Padang (ANTARA News) - Penasihat Bidang Sosial dan Budaya Pemerintah Malaysia Tan Sri Rais Yatim mengimbau agar ASEAN jangan hanya seperti klub main golf dengan anggota yang tidak berani bersuara keras terhadap Myanmar yang telah melakukan kejahatan kemanusiaan terhadap minoritas Rohingya.
"Apa yang terjadi di Myanmar adalah masalah kemanusiaan paling hebat. Saya tidak puas hati kenapa ASEAN hanya seperti klub main golf saja, tidak berani mengeluarkan kata kata keras keras," kata Rais Yatim saat menjadi pembicara dalam Conference International on Culture, Arts and Humanities (ICCAH) yang digelar Jurusan Sastra Inggris di Kampus Universitas Andalas Padang, Kamis.
Rais Yatim yang juga Presiden Universitas Islam Internasional Malaysia itu juga mengimbau bahwa kalau perlu anggota ASEAN sepakat untuk mengeluarkan Myanmar dari keanggotaan.
"Meski ada suara yang kuat mengatakan, hei Burma keluar kau dari ASEAN, karena tidak layak lagi jadi anggota, tapi siapa yang berani? ," katanya.
Rais Yatim menilai bahwa Indonesia sebagai "abang besar" di ASEAN telah menyatakan sikap yang berani dengan mengutus Menlu Retno Marsudi untuk bertemu pemimpin Myanmar Aung San Suu Kyi dan sikap Indonesia harus diikuti negara anggota lainnya.
"Suara ASEAN harus muncul mendukung langkah Indonesia dan sebagai mayoritas, suara Indonesia pasti didengar," kata Rais yang berasal dari keturunan Minang itu.
PBB menurut Rais juga harus menggunakan data yang sudah ada dan menyatakan bahwa apa yang telah dilakukan oleh Pemerintah Myanmar adalah kejahatan kemanusiaan
Kekerasan terkini di Rakhine Sate di Myanmar bermula ketika pemberontak Rohingya menyerang puluhan pos polisi dan satu pangkalan angkatan darat.
Bentrok-bentrok lanjutannya dan serangan balasan dari militer telah menewaskan sedikitnya 400 orang dan memicu pengungsian warga desa-desa di sana ke Bangladesh.
Para pejabat di Bangladesh mengatakan pemerintah akan memajukan rencana menjadikan satu pulau terasing yang bebas banjir di Bay of Bengal untuk sementara menampung puluhan ribu warga Rohingya.
Rencana untuk membangun pulau dan menjadikannya sebagai tempat menampung pengungsi dikritik oleh pekerja kemanusiaan ketika diusulkan tahun 2015 dan dihidupkan lagi tahun lalu.
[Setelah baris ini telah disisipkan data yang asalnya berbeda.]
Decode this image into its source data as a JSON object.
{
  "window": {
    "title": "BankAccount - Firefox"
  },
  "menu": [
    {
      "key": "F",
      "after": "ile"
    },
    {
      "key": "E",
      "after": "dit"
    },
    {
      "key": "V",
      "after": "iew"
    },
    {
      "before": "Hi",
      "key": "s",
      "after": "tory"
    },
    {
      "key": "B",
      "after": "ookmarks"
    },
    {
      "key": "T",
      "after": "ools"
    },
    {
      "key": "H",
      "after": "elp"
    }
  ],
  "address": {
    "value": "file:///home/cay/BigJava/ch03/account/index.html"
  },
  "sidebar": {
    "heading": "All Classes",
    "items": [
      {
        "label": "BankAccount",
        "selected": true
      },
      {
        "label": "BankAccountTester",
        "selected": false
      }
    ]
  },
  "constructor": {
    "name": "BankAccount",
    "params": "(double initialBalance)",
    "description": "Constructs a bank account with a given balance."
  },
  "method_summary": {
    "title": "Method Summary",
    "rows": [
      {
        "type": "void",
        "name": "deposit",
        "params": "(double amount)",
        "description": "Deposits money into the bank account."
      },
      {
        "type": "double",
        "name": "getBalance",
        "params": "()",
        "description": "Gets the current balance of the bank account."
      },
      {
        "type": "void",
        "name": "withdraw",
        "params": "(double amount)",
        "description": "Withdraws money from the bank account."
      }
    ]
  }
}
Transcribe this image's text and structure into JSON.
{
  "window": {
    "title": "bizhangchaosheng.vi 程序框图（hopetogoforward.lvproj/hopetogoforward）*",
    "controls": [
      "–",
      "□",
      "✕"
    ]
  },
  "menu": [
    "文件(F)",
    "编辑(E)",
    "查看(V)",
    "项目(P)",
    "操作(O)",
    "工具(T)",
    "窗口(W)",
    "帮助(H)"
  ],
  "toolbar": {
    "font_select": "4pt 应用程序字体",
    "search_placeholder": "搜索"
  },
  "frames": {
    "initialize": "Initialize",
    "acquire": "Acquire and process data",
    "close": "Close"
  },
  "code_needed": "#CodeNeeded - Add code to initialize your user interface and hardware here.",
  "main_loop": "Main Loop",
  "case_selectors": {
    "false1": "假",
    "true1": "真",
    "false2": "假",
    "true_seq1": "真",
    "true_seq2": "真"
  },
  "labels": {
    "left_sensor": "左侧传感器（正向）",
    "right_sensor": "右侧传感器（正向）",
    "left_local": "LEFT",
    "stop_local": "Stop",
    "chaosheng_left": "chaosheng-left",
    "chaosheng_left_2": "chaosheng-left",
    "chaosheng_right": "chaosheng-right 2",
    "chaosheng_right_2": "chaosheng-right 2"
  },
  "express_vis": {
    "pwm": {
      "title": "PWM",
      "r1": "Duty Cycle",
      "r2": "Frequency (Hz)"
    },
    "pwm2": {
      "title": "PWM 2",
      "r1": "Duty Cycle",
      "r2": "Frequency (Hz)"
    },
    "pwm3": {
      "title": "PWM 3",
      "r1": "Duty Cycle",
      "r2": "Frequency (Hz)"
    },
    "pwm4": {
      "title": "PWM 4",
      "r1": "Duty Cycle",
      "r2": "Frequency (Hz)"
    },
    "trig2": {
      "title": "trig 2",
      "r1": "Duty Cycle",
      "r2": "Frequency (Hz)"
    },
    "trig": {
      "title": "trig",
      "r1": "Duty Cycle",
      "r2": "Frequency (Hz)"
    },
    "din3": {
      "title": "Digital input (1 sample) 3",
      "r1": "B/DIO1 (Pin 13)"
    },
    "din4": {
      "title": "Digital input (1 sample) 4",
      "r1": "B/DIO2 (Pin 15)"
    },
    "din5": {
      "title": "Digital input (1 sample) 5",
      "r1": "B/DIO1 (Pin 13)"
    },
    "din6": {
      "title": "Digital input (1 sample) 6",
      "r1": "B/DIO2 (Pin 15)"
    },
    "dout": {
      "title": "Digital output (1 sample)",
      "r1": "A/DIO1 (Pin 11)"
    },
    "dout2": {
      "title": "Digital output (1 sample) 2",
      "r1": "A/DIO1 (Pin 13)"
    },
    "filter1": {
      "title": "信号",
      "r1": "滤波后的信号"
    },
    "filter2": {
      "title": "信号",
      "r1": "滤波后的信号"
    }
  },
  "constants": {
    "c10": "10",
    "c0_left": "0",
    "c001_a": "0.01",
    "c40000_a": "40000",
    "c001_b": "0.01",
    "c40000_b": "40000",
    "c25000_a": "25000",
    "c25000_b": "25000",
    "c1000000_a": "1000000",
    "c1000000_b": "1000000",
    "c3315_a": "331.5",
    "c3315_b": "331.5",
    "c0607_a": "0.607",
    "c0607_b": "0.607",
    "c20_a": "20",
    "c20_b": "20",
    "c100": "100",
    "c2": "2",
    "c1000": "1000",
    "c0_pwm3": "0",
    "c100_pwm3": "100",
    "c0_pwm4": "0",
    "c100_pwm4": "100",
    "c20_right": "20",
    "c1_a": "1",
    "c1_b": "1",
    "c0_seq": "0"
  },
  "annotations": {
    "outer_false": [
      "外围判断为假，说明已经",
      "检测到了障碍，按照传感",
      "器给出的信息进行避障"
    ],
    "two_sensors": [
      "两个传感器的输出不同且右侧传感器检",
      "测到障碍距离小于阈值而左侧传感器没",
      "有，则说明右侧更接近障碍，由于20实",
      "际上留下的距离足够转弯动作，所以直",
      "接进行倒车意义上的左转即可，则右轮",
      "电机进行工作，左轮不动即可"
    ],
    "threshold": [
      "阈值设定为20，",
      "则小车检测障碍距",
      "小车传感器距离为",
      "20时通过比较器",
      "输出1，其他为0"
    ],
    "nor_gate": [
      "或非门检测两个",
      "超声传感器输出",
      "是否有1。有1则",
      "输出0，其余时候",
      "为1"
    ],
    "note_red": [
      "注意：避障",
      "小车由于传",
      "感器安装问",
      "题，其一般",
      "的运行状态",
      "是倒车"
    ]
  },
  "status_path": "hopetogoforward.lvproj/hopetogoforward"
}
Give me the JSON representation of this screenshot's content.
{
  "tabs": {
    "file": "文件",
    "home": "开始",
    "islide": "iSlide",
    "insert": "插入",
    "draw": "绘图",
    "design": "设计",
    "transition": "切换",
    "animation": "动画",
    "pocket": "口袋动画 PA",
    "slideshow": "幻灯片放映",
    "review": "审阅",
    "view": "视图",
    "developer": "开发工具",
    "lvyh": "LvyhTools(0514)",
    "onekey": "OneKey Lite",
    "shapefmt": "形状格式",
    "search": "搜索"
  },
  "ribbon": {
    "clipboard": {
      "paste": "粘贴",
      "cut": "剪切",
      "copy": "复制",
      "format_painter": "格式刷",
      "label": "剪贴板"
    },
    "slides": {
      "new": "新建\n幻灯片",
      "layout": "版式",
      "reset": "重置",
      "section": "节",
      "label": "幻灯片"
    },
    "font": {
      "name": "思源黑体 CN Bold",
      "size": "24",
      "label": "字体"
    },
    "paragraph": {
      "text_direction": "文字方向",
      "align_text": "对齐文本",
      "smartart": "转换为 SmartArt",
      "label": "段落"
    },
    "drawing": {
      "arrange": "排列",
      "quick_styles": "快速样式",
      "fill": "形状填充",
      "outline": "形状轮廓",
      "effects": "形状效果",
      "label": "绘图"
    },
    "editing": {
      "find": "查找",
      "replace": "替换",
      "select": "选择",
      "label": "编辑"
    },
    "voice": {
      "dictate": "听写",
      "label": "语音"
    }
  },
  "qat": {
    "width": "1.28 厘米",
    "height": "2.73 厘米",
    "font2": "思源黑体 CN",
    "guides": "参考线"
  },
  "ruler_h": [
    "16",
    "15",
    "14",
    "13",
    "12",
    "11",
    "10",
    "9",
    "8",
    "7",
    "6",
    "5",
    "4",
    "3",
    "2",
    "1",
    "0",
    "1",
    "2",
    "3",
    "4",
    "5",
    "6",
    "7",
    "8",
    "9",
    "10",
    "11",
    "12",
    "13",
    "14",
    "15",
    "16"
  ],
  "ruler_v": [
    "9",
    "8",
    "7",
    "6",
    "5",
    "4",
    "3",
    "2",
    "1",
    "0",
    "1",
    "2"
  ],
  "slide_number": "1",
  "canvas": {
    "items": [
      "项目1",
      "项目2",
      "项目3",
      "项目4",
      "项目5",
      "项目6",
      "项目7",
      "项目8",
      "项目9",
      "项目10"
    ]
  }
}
Bangladesh berkeras mereka berhak memutuskan di mana mereka akan menampung pengungsi.
Sementara itu, dua sumber pemerintah di Dhaka mengatakan bahwa dalam tiga hari terakhir ada ladang ranjau di perbatasan Myanmar dengan Bangladesh dan menyebut itu ditujukan untuk mencegah kembalinya Muslim Rohingya yang mengungsi.